Figure 2. WRF v4 parallel scaling on HBv2, HB, and HC VMs (log simulation speed).
Tuning WRF v4 on Azure HBv2 VMs
The following tuning optimization were investigated:
Comparing the WRF v4 hybrid parallel version (MPI + Open MP) versus MPI-only.
Adjusting the optimal process and thread layout and number per node (to optimize memory bandwidth).
Adjusting the number of tiles available for parallel threads to work on (L3 cache and NUMA domain optimization).
Figure 3. Tuning WRF v4 can improve performance by approximately 30 percent (in this case).
Figure 4. For the Hurricane Maria model, the tuned hybrid parallel (MPI+OpenMP) version of WRF performed better on HBv2 VMs compared to the MPI-only version up to 128 nodes. When each process has enough work, we can split the patches into tiles, and parallel threads can work on the tiles (to optimize data usage in the L3 cache and HBv2 NUMA domains).
WRF v4 parallel scaling on HBv2
We applied performance optimizations to WRF v4 running a large Hurricane Maria 1km model on HBv2 VMs. We wanted to see how well the large Hurricane Maria 1km model would scale on this VM type.
Figure 5. WRF v4 parallel scaling on HBv2 (log scale). WRF v4 running the maria1km case had a parallel efficiency of about 80 percent on 512 HBv2 nodes.
Figure 6. WRF v4 parallel performance running the large Hurricane Maria 1km case on Azure HBv2 VMs.
The new HBv2 VMs have the performance you need to run large WRF v4 models, and only minor tuning is needed. To summarize the our test results:
Running the new_conus2.5km benchmark demonstrated good scaling on HBv2, HB-series, and HC-series VMs and showed that HBv2 can run WRF v4 two times faster than the HB and HC VMs (Figures 1 and 2).
WRF v4 performance improves considerably on HBv2 VMs—by about 30 percent—when you carefully lay out processes and threads and optimize the HBv2 NUMA domains, memory bandwidth and L3 cache (Figure 3). In the case of maria1km, hybrid parallel WRF is only effective with up to 128 nodes (Figure 4) when there is enough work per processor to divide each patch into tiles that the Open MP threads can work on. This technique keeps more data in L3 cache, and we see improved performance. A smaller number of nodes performs better with a higher tile count, and larger node counts perform better with a smaller tile count. Typically, when you find the optimal number of tiles for a particular number of nodes, the number of tiles is halved each time you double the number of nodes to achieve the best performance. In the maria1km case, when more than 128 nodes were used, hybrid parallel WRF did not help.
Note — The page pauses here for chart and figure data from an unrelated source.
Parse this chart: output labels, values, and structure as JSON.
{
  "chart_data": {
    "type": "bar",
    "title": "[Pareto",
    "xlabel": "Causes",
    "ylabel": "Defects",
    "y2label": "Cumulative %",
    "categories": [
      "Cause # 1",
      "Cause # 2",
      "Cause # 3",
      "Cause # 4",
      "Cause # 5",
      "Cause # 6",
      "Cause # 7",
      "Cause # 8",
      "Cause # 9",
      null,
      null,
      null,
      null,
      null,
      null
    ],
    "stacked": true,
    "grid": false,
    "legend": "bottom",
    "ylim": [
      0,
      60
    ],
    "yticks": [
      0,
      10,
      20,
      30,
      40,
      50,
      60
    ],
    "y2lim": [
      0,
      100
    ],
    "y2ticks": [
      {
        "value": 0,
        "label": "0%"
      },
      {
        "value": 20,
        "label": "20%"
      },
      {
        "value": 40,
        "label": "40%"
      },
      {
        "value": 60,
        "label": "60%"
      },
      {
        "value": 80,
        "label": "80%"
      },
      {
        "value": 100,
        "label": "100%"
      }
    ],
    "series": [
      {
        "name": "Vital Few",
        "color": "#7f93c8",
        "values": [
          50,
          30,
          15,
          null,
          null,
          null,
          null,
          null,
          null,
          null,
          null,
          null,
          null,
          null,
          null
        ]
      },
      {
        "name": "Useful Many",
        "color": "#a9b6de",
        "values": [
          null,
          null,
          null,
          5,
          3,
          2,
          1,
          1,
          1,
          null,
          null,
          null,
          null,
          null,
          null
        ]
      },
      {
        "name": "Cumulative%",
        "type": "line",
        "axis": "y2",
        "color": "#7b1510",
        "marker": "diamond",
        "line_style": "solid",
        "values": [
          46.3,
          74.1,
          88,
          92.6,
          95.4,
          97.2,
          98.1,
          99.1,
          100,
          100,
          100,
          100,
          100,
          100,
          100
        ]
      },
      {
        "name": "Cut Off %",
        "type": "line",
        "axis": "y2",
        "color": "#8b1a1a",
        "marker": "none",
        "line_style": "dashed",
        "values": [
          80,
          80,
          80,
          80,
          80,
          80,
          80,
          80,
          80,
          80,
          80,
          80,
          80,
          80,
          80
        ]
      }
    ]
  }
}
It was best to use the MPI-only version and have 90 processes per node for best performance on HBv2 VMs.
WRF v4 scaled well on HBv2 using the large Hurricane Maria 1km model, and a parallel efficiency of about 80 percent was measured running on 512 HBv2 nodes (Figures 5 and 6). The parallel efficiency declined at 512 HBv2 nodes due to not having enough work per processor at that scale.